# Rotational Symmetry and the Conservation of Angular Momentum in Quantum Mechanics

Definition. A quantum mechanical system is said to be rotationally invariant if the system still obeys Schrödinger’s equation after a rotation.

Let us assume that the quantum mechanical system under consideration is rotationally invariant. Consider an infinitesimal rotation of a point $(x,y,z)\in\mathbb{R}^3$ about the $z$-axis. The point $(x,y,z)$ may be written as
$$x=r\cos\theta,\ y=r\sin\theta,\ z=z$$ where $r$ and $z$ are held fixed. Then
\begin{align*}
dx&=-r\sin\theta d\theta=-yd\theta,\\
dy&=r\cos\theta d\theta=x d\theta,\\
dz&=0
\end{align*}
Hence, by an infinitesimal rotation the point $(x,y,z)$ changes to $(x’,y’,z’)$ as
\begin{align*}
x’&=x+dx=x-yd\theta,\\
y’&=y+dy=y+xd\theta,\\
z’&=z+dz=z
\end{align*}
The infinitesimal rotation about the $z$-axis by the angle $d\theta$ can be given by the transformation matrix
$$R_z=I+\begin{pmatrix} 0 & -d\theta & 0\\ d\theta & 0 & 0\\ 0 & 0 & 0 \end{pmatrix}$$ where $I$ is the $3\times 3$ identity matrix.
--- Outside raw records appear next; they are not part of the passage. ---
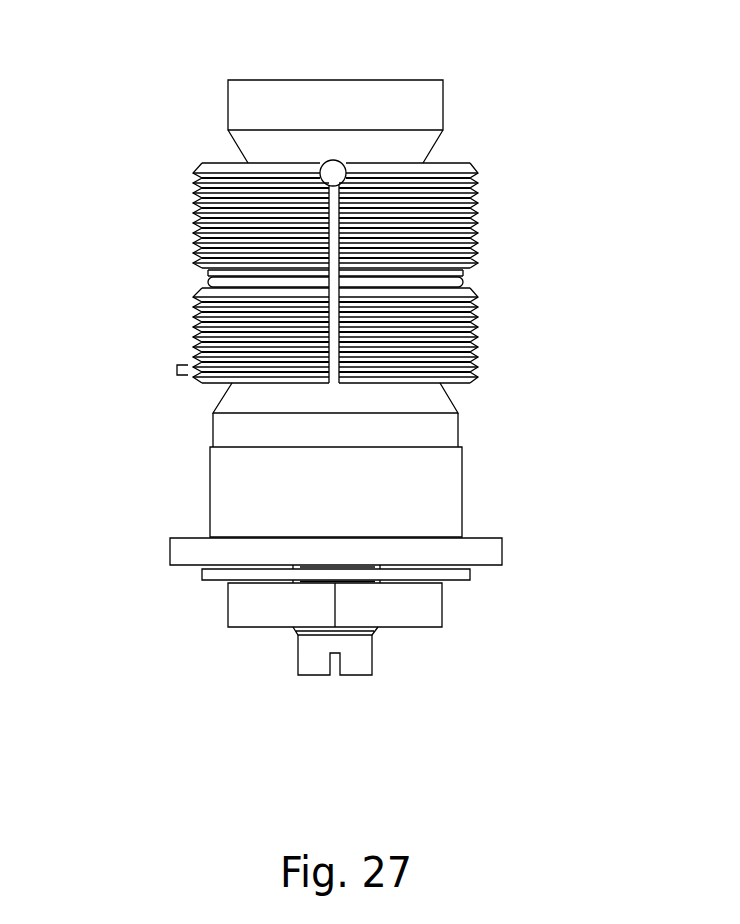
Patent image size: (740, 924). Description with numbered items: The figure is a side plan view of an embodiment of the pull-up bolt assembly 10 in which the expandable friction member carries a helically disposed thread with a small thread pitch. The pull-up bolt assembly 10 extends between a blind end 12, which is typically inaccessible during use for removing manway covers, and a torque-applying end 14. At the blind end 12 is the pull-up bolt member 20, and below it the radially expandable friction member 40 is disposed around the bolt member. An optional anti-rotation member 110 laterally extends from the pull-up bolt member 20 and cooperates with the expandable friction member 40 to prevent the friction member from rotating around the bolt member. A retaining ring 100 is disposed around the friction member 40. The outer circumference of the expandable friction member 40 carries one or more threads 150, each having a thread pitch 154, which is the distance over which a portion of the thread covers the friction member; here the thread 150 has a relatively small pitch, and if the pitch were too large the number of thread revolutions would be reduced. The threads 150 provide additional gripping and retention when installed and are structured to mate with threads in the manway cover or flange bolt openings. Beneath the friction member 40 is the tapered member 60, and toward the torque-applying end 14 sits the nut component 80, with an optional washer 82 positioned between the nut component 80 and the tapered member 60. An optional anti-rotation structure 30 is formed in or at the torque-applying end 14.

The pull-up bolt assembly 10 is at (158, 245).
The blind end 12 is at (258, 80).
The torque-applying end 14 is at (291, 559).
The pull-up bolt member 20 is at (443, 105).
The anti-rotation structure 30 is at (335, 673).
The radially expandable friction member 40 is at (458, 223).
The tapered member 60 is at (208, 483).
The nut component 80 is at (230, 607).
The washer 82 is at (202, 573).
The retaining ring 100 is at (465, 281).
The anti-rotation member 110 is at (332, 170).
The thread 150 is at (193, 307).
The thread pitch 154 is at (175, 370).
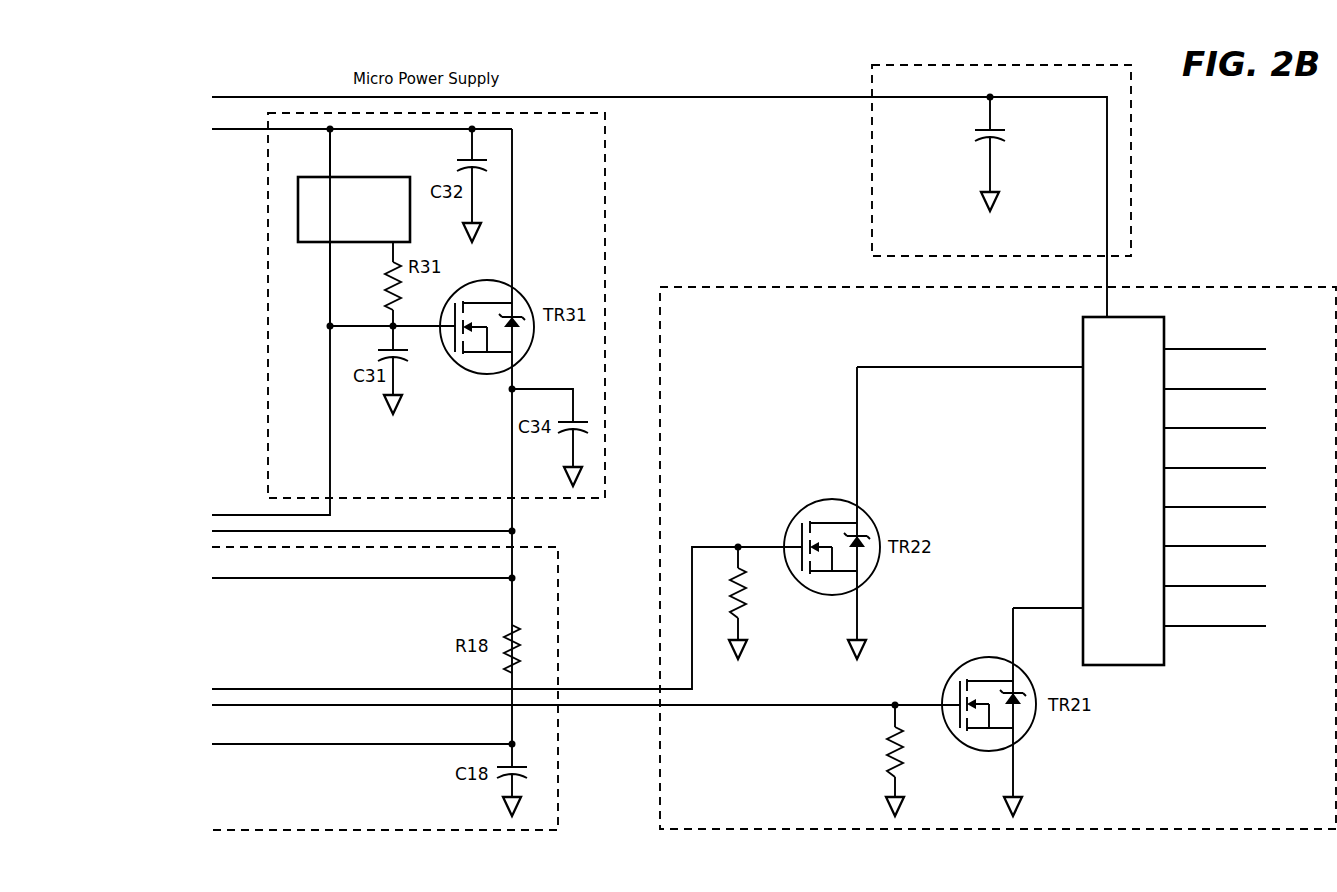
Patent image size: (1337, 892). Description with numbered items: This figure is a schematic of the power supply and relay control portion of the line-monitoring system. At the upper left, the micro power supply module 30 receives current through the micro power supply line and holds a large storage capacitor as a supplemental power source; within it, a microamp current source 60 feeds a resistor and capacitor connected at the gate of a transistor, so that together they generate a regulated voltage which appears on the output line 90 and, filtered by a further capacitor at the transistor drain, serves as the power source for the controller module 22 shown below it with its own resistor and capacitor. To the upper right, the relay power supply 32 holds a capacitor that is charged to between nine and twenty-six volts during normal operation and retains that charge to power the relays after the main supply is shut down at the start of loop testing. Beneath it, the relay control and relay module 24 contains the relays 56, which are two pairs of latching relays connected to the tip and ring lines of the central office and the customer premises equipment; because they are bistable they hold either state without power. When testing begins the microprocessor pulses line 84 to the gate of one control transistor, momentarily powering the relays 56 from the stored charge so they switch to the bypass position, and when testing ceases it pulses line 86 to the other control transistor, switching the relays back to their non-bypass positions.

In terms of $R_z$, $(x’,y’,z’)$ can be written as
$$\begin{pmatrix} x’\\ y’\\ z’ \end{pmatrix}=\begin{pmatrix} x\\ y\\ z \end{pmatrix}+\begin{pmatrix} 0 & -d\theta & 0\\ d\theta & 0 & 0\\ 0 & 0 & 0 \end{pmatrix}\begin{pmatrix} x\\ y\\ z \end{pmatrix}$$

Let $H\psi(x,y,z)=E\psi(x,y,z)$. Then by the assumption
$$H\psi(x-yd\theta,y+xd\theta,z)=E\psi(x-yd\theta,y+xd\theta,z)\ \ \ \ \ (1)$$
Recall Taylor expansion
$$f(x+dx,y+dy)\approx f(x,y)+f_x(x,y)dx+f_y(x,y)dy$$ for infinitesimal $dx$ and $dy$. If we Taylor expand $\psi(x-yd\theta,y+xd\theta,z)$, we obtain
\begin{align*}
\psi(x-yd\theta,y+xd\theta,z)&\approx \psi(x,y,z)-y\psi_x(x,y,z)d\theta+x\psi_y(x,y,z)d\theta\\
&=\psi(x,y,z)+\left(x\frac{\partial\psi}{\partial y}-y\frac{\partial\psi}{\partial x}\right)d\theta
\end{align*}
The Schrödinger equation (1) is then written as
$$H\psi+H\left(x\frac{\partial\psi}{\partial y}-y\frac{\partial\psi}{\partial x}\right)d\theta=E\psi+E\left(x\frac{\partial\psi}{\partial y}-y\frac{\partial\psi}{\partial x}\right)d\theta$$
Since $H\psi=E\psi$ and $E$ commutes with the operator $\left(x\frac{\partial}{\partial y}-y\frac{\partial}{\partial x}\right)$, we obtain
$$\left[H,\frac{\hbar}{i}\left(x\frac{\partial}{\partial y}-y\frac{\partial}{\partial x}\right)\right]=0$$
Recall that $\frac{\hbar}{i}\left(x\frac{\partial}{\partial y}-y\frac{\partial}{\partial x}\right)$ is $L_z$, the $z$-component of the angular momentum operator $L$. That is, we have $[H,L_z]=0$. By a similar manner, we also obtain $[H,L_x]=[H,L_y]=0$. Hence, $[H,L]=0$ i.e. the angular momentum operator commutes with the hamiltonian $H$. This means that the angular momentum is conserved. This is the reason why rotational invariance is one of the fundamental assumptions of quantum mechanics.